I told you so.
In this column, on December 5 2008, I considered what we might learn from the fact that an anti-Zionist carol service had been hosted by the fashionable St James's Church, Piccadilly. I observed that, in response to this event there had been a deafening silence from the Bishop of London (Dr Richard Chartres), and - ominously - from his boss, Dr Rowan Williams, Archbishop of Canterbury. And I concluded by characterising the entire squalid incident as proof positive of an "officially sanctioned Anglican hostility to the Jewish state".
This was not the first time I had used this column to shed light on the anti-Zionism that has become, under Rowan Williams' leadership and - evidently - with his unctuous blessing, a distinguishing hallmark of the Anglican Communion. On September 16 2005, for example, I drew attention to Dr Williams's silence over the persecution of Palestinian Christians by Palestinian Muslims and to the endorsement by the Anglican Consultative Council of a resolution calling on good Anglicans everywhere to support economic sanctions against Israel.
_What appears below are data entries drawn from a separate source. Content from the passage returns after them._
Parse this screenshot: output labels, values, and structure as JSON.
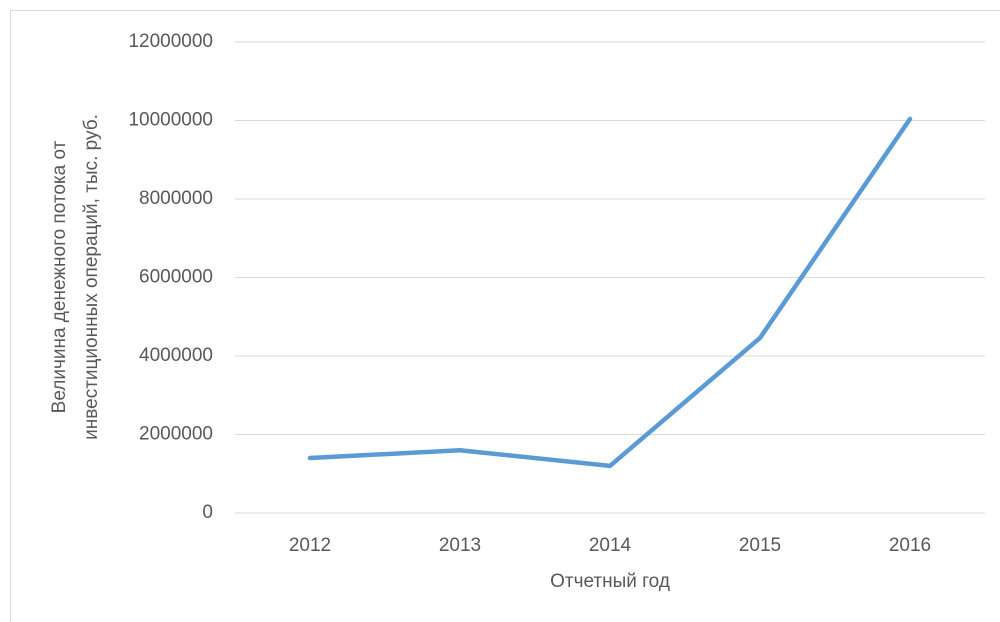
{
  "chart_data": {
    "type": "line",
    "x_label": "Отчетный год",
    "y_label": [
      "Величина денежного потока от",
      "инвестиционных операций, тыс. руб."
    ],
    "categories": [
      "2012",
      "2013",
      "2014",
      "2015",
      "2016"
    ],
    "values": [
      1400000,
      1600000,
      1200000,
      4460000,
      10040000
    ],
    "color": "#5b9bd5",
    "ylim": [
      0,
      12000000
    ],
    "yticks": [
      0,
      2000000,
      4000000,
      6000000,
      8000000,
      10000000,
      12000000
    ],
    "grid": true
  }
}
The fact is that none of us should be the least bit surprised that, at the General Synod of the Church of England last week, well over half of the assembled bishops, clergy and laity voted to endorse the World Council of Churches' Ecumenical Accompaniment Programme in Palestine and Israel. We might also note that the balance of anti-Zionist opinion within the Synod was far worse than a superficial consideration of this result might suggest, because the proposition to bestow the official imprimatur of Anglicanism to the EAPPI was actually opposed by a mere 16 per cent of Synod members.
The picture becomes even bleaker when we paint into it some of the remarks made during the debate. Forget for a moment the nature and work of the EAPPI, whose volunteers effect to act merely as passive, self-appointed guardians of Palestinians under Israeli jurisdiction. Forget for a moment that (in the words of Melanie Phillips) the EAPPI is "a one-sided organisation which presents Israel entirely falsely as the regional aggressor and the Palestinians as its victims". Forget EAPPI's refusal to condemn Palestinian acts of so-called "resistance" that include mass murder. Forget its silence in the face of the corruption, homophobia and misogyny that are all too prevalent in Palestinian-controlled territories. Forget the laughable protestation in its code of conduct that it does not "take sides" in the conflict.
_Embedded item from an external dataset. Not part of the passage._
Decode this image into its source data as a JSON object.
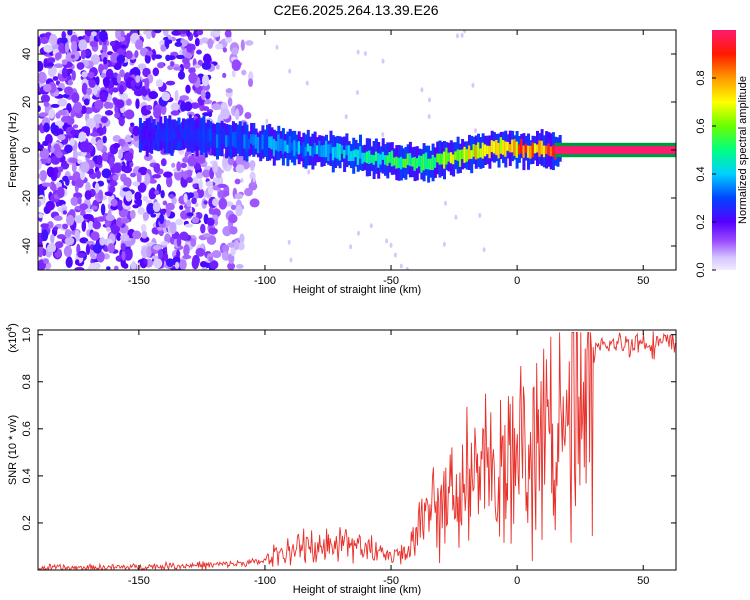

Concentrate instead on what was actually said at the Synod in support of the motion to endorse EAPPI's malevolent activities. During the debate there were references to "Jewish lobbies", to money allegedly spent by Jews on lobbying against the motion and to "Jewish sounding names". The Right Reverend Nigel McCulloch, who happens to chair the completely useless Council of Christians and Jews, was apparently moved to explain that: "A few people said that all the lobbying from the Jewish side led us to vote the other way" and that there was "over-lobbying" by some members of the Jewish community". What precisely is "over-lobbying?" And what about the lobbying that was presumably conducted by supporters of the motion and their Anglican apologists?
Consider this and then agree with me that the JC's editor was only too right when he concluded that the Synod debate was not about Israel, but about Jews. It was about Jews because the Anglican Communion has - insofar as its attitude to Jews and to the Jewish state is concerned - returned to its Augustinian roots: the Jews are an accursed people; the promises the Almighty made to them have been transferred to the followers of Jesus; Jewish self-government in the Holy Land is an affront to the Christian spirit.
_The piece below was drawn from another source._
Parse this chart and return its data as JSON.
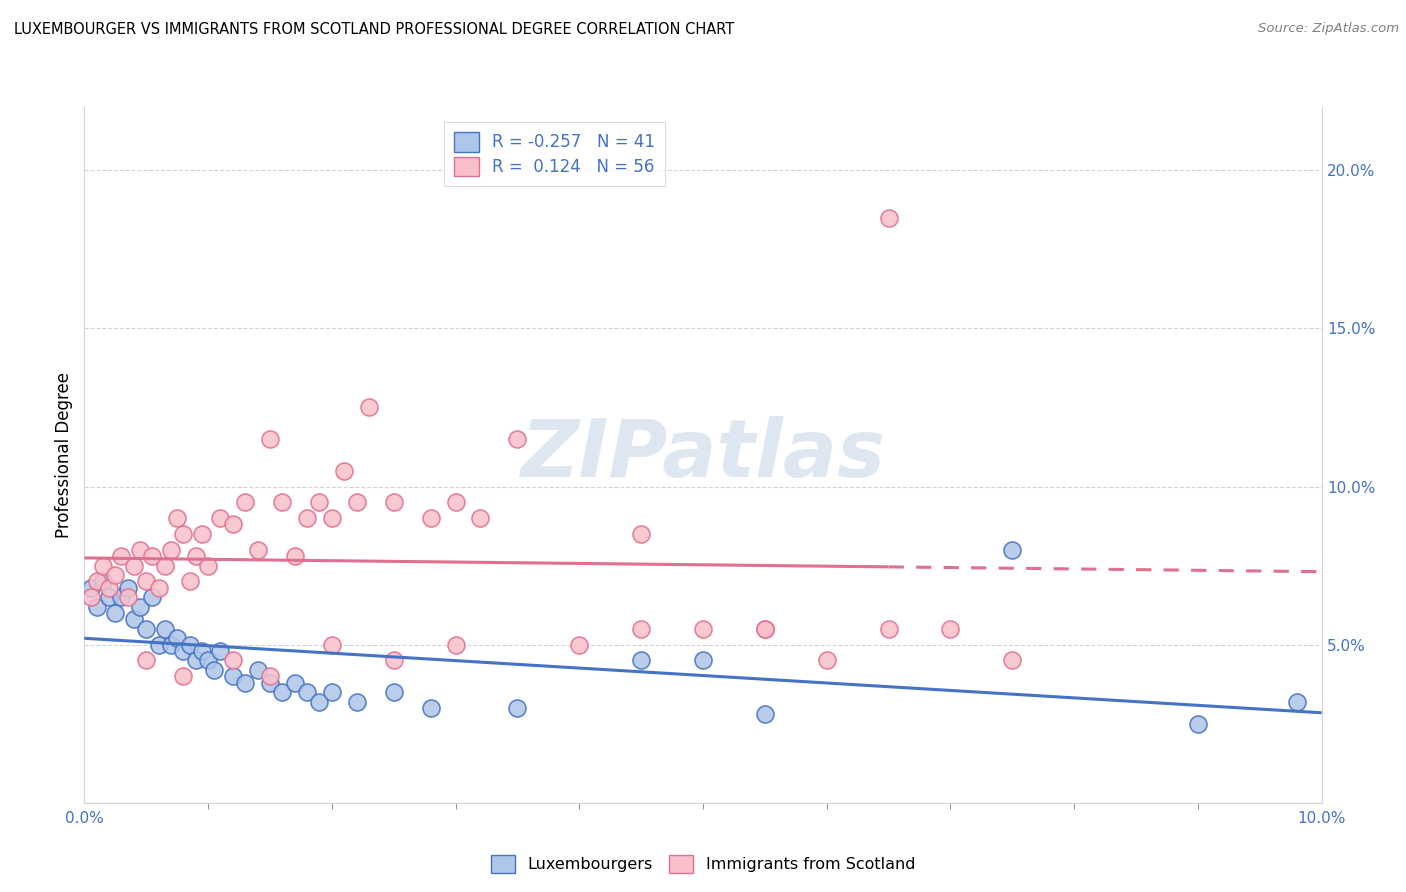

We must ask how we propose to react. The Board's president Vivian Wineman was right to condemn unreservedly the motion. But deeds must now follow words. The Synod must be made to understand that attached to its motion is a price-tag.
What that might be certainly requires careful thought. But, as a minimum, I would have thought that the CCJ should be wound up, the Three Faiths Forum disbanded, and that the "Jewish lobbies" of which the Anglican Church is apparently so fearful should campaign for its early disestablishment.